Publish date: 18 June 2021

Tameside and Glossop IC NHS FT, was recently recognised as the lead recruiter for the RECOVERY trial across England in February and again in March 2021. One of the recruits to the nationwide study was Jayne Kelly, from Denton, who is a keyworker and carer at Age UK, an elderly day care centre in Manchester. In January 2020 Jayne became ill with coronavirus and her condition deteriorated so much that she needed to be admitted to Tameside Hospital to manage her symptoms and was soon placed on a ventilator.

Upon admission to intensive care Jayne was signed up as a participant for the ‘RECOVERY’ trial which aims to identify treatments that may be beneficial for people hospitalised with suspected or confirmed COVID-19. As part of the study Jayne was randomised to ‘standard care’ meaning she did not receive any of the treatments being assessed at that point but would serve as a barometer by which the other treatments would be assessed. As part of her standard care Jayne was given dexamethasone, a type of steroid, which had been evidenced in an earlier RECOVERY study analysis to reduce deaths in symptomatic COVID patients by one-third if ventilated and by one fifth in patients receiving oxygen only.

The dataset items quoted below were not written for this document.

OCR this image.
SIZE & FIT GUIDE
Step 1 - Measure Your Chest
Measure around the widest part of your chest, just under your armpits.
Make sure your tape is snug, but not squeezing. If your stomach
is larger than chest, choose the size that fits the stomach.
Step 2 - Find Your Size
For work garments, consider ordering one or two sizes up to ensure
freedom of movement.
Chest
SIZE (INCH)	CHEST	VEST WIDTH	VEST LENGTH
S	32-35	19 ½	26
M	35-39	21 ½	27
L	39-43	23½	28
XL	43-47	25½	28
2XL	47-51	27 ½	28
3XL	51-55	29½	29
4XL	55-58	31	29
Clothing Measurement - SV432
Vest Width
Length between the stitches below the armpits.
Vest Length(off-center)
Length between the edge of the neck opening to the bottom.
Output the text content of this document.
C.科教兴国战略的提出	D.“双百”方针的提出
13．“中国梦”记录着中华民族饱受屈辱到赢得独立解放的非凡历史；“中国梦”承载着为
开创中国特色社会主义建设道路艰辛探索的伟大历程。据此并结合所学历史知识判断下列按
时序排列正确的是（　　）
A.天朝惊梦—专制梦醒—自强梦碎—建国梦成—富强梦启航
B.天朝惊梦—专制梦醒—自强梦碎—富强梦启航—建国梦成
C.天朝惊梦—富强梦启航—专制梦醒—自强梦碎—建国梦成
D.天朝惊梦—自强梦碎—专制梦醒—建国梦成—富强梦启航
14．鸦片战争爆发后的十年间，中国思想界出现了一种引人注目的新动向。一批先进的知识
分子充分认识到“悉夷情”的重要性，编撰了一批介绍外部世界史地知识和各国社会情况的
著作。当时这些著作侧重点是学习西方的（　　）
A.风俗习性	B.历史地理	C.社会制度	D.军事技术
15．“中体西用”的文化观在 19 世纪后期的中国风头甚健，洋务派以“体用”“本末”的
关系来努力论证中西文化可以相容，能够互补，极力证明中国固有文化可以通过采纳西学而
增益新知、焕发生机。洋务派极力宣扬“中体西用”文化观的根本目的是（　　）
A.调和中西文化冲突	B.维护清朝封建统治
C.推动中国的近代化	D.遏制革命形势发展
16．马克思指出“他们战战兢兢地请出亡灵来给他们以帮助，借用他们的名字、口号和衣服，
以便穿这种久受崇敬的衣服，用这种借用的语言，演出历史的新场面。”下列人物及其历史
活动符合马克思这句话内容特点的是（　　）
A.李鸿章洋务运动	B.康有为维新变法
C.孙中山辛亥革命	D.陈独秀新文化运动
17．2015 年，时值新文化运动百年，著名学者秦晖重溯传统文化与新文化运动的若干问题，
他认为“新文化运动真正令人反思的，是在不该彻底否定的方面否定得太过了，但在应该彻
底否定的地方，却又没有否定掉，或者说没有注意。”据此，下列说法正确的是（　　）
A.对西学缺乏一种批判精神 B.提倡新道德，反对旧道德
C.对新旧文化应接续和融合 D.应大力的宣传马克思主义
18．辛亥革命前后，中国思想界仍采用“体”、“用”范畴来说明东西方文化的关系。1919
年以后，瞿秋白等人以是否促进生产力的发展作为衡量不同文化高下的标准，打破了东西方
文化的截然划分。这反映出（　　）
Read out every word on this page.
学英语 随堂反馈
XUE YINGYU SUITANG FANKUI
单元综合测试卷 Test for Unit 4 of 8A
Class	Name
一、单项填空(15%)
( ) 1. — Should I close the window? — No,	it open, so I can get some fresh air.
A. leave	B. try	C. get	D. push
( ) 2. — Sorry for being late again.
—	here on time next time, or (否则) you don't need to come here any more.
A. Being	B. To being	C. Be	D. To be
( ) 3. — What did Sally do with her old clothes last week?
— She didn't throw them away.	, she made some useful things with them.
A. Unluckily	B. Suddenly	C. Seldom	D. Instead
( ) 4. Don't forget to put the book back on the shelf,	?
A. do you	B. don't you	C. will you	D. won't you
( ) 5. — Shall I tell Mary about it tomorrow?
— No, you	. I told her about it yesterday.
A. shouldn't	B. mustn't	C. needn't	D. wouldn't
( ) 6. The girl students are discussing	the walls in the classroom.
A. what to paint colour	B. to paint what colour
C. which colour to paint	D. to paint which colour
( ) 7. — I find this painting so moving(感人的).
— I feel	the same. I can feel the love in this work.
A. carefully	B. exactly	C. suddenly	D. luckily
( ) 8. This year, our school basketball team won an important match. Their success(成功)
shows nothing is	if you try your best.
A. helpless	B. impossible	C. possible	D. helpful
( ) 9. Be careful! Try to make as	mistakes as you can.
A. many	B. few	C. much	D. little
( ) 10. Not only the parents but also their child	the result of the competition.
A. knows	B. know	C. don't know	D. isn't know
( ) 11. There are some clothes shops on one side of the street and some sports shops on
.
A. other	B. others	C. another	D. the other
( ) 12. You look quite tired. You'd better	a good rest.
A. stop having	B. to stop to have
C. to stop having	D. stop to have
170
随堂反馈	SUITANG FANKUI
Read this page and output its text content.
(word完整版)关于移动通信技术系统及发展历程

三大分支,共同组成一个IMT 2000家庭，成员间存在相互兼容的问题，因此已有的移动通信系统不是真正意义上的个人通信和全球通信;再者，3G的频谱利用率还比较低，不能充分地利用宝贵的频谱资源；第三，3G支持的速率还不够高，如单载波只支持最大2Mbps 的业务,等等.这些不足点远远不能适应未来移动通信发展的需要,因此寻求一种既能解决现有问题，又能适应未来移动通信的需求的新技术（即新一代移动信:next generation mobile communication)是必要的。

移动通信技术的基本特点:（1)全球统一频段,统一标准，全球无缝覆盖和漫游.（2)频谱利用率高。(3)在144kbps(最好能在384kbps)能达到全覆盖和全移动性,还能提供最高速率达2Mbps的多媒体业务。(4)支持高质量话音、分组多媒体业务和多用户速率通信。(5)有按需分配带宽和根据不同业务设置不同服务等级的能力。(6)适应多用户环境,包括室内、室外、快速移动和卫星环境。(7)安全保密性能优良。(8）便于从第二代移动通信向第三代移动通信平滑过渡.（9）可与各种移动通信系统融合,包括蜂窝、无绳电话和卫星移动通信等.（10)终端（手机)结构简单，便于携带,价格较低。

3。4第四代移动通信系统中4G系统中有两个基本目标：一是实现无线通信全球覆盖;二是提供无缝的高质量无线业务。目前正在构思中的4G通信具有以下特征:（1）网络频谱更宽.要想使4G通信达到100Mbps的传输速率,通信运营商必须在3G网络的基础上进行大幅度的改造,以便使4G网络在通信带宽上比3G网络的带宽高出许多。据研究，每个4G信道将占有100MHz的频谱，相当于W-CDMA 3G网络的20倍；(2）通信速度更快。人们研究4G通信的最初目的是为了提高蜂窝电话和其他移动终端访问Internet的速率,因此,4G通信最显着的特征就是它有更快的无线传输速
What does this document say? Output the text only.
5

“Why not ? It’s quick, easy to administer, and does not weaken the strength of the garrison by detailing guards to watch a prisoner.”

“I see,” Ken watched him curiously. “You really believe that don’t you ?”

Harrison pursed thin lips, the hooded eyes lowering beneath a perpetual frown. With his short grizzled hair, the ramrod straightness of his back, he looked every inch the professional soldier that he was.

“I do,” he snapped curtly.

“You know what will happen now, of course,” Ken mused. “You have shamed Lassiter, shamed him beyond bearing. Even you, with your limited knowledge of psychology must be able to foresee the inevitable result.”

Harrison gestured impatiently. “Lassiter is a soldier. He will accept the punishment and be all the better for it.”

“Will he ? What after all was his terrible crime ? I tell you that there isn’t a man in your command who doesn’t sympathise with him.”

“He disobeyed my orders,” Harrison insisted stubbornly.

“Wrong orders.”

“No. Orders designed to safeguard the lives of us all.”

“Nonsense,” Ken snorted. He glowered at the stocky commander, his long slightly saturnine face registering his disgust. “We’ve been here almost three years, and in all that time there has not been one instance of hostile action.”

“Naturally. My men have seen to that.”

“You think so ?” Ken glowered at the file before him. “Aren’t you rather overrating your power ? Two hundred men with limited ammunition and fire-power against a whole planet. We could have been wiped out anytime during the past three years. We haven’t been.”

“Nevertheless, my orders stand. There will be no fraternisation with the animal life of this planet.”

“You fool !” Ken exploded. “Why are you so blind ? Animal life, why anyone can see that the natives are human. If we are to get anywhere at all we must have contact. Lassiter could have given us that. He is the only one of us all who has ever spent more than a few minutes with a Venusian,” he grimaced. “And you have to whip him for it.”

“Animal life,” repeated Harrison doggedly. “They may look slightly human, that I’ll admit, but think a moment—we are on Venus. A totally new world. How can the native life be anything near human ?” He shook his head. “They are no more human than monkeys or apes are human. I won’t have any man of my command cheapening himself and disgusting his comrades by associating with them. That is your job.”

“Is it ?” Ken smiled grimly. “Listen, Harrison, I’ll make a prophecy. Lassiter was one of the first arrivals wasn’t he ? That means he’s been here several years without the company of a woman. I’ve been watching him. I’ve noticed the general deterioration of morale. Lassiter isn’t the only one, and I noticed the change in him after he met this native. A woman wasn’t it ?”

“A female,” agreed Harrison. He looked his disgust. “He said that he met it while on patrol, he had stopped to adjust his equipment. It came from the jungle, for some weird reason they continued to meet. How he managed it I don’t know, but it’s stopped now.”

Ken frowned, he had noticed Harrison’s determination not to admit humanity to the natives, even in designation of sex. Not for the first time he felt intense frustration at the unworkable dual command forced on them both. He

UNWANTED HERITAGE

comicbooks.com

Jayne spent over 10 weeks in Critical Care, isolated from her husband of 35 years and now suffers from muscle weakness due to her immobility whilst being ventilated. Having never taken part in research in the past, Jayne then signed up to another research study also run at the Trust called GenOMICs. This study investigates any potential genetic links to patients’ susceptibility to develop severe COVID infections.

Jayne states that she “wanted to do anything that might help other COVID patients”.

Jayne was transferred to another ward at the hospital when stable and recalled the first time she saw her husband since being admitted to hospital months before. She recalls that the nurses went all out to pamper her for the occasion, actually buying her a new nightgown, painting her nails and even sourcing a hair-dryer to blow-dry and style her hair to be ‘date ready’ as Jayne put it for their reunion.

Not yet recovered enough to return home Jayne remains too weak with continuing symptoms however, she reports to be improving all the time and has plans to get back to her love of singing at a charity gig this September. Jayne’s husband now calls her the ‘Singing Survivor’.

Jayne felt so strongly about the “wonderful care” she feels she received at the hospital, she has even emailed her local MP to let him know about her experience.

Jayne added: “I have been treated really well and the staff are all amazing and worth their weight in gold”. Jayne is pleased she has been able to contribute to the fight against COVID-19 through her research contribution, and is looking forward to more research opportunities in the future.